3. John undertakes to provide full disclosure of his direct or indirect holdings by way of a sworn declaration to the Executive Director on signing this agreement.

Order

4. John consents to an order by the Executive Director (the “Order”) that:
      4.1 subject to paragraph 4.2 of the Order, under section 161(1)(b) of the Securities Act, R.S.B.C. 1996, c. 418 (the “Act”), John cease trading in any security for a period of 10 years from the date of this Order;
        4.2 John may dispose of securities he owns, directly or indirectly, as of the date of the Order, subject to the following conditions:

            4.2.1 prior to any disposition John must deliver to the Executive Director a sworn declaration disclosing all the securities owned, directly or indirectly, by him;
              4.2.2 any such disposition must take place within one year from the date of the Order through one registered dealer designated in writing by John and approved by the Executive Director;
                4.2.3 prior to any disposition John must provide the registered dealer with a copy of the Order; and
                  4.2.4 John must instruct the registered dealer to provide the Executive Director with a copy of the confirmation slip evidencing each disposition within four days from the date of the trade.
              4.3 under 161(1)(d)(i) of the Act, John resign any position he holds as a director or officer of any issuer in British Columbia;
                4.4 under section 161(1)(d)(ii) of the Act, John is prohibited from becoming or acting as a director or officer of any issuer in British Columbia for a period of 10 years from the date of this Order; and
                  4.5 under section 161(1)(d)(iii) of the Act, John is prohibited from engaging in investor relations activities in British Columbia for a period of 10 years from the date of this Order.
                5. John waives any right he may have, under the Act or otherwise, to a hearing, hearing and review, judicial review, or appeal related to this agreement and Order.

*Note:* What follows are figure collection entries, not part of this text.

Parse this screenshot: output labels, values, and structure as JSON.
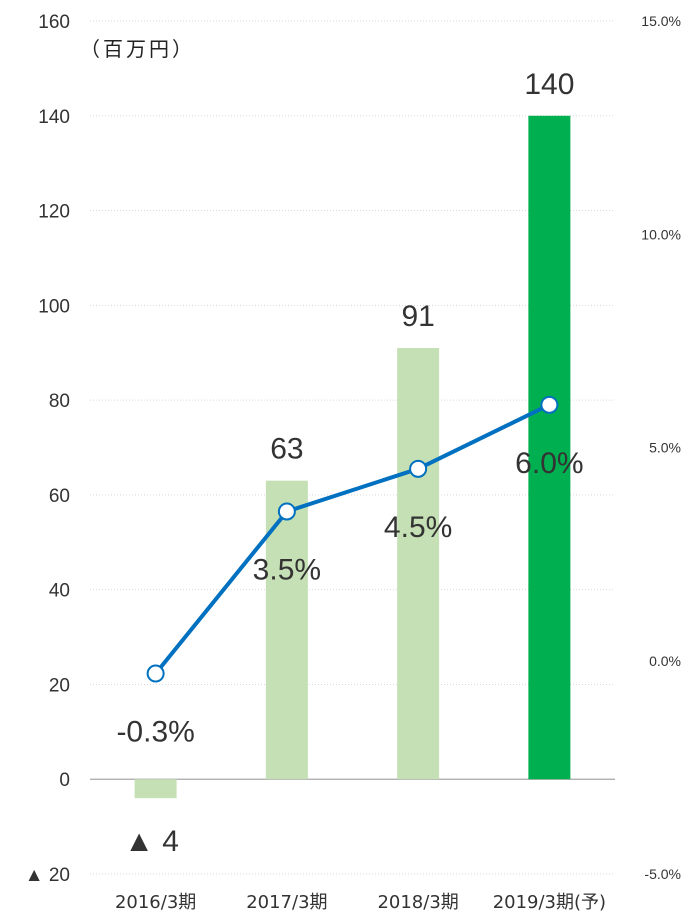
{
  "chart_data": {
    "type": "bar",
    "unit_label": "（百万円）",
    "categories": [
      "2016/3期",
      "2017/3期",
      "2018/3期",
      "2019/3期(予)"
    ],
    "series": [
      {
        "type": "bar",
        "axis": "left",
        "values": [
          -4,
          63,
          91,
          140
        ],
        "colors": [
          "#c5e0b4",
          "#c5e0b4",
          "#c5e0b4",
          "#00b050"
        ],
        "labels": [
          "▲ 4",
          "63",
          "91",
          "140"
        ]
      },
      {
        "type": "line",
        "axis": "right",
        "values": [
          -0.3,
          3.5,
          4.5,
          6.0
        ],
        "color": "#0070c0",
        "labels": [
          "-0.3%",
          "3.5%",
          "4.5%",
          "6.0%"
        ]
      }
    ],
    "y_left": {
      "ylim": [
        -20,
        160
      ],
      "ticks": [
        -20,
        0,
        20,
        40,
        60,
        80,
        100,
        120,
        140,
        160
      ],
      "tick_labels": [
        "▲ 20",
        "0",
        "20",
        "40",
        "60",
        "80",
        "100",
        "120",
        "140",
        "160"
      ]
    },
    "y_right": {
      "ylim": [
        -5,
        15
      ],
      "ticks": [
        -5,
        0,
        5,
        10,
        15
      ],
      "tick_labels": [
        "-5.0%",
        "0.0%",
        "5.0%",
        "10.0%",
        "15.0%"
      ]
    },
    "grid": true,
    "legend": "none"
  }
}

                  DATED at Vancouver, British Columbia, on September 13, 2000.


                  “Terrence King”_____________________)
                  Witness Signature )
                  )
                  Terrence E. King____________________)
                  Witness Name (Please Print))
                  ) “JIMMY JOHN”
                  1300 – 1111 W. Georgia ST.__________ )
                  Vancouver, BC V6E 4M3____________ )
                  Address )
                  Barrister & Solicitor__________________)
                  Occupation


                  DATED at Vancouver, British Columbia, on October 19, 2000.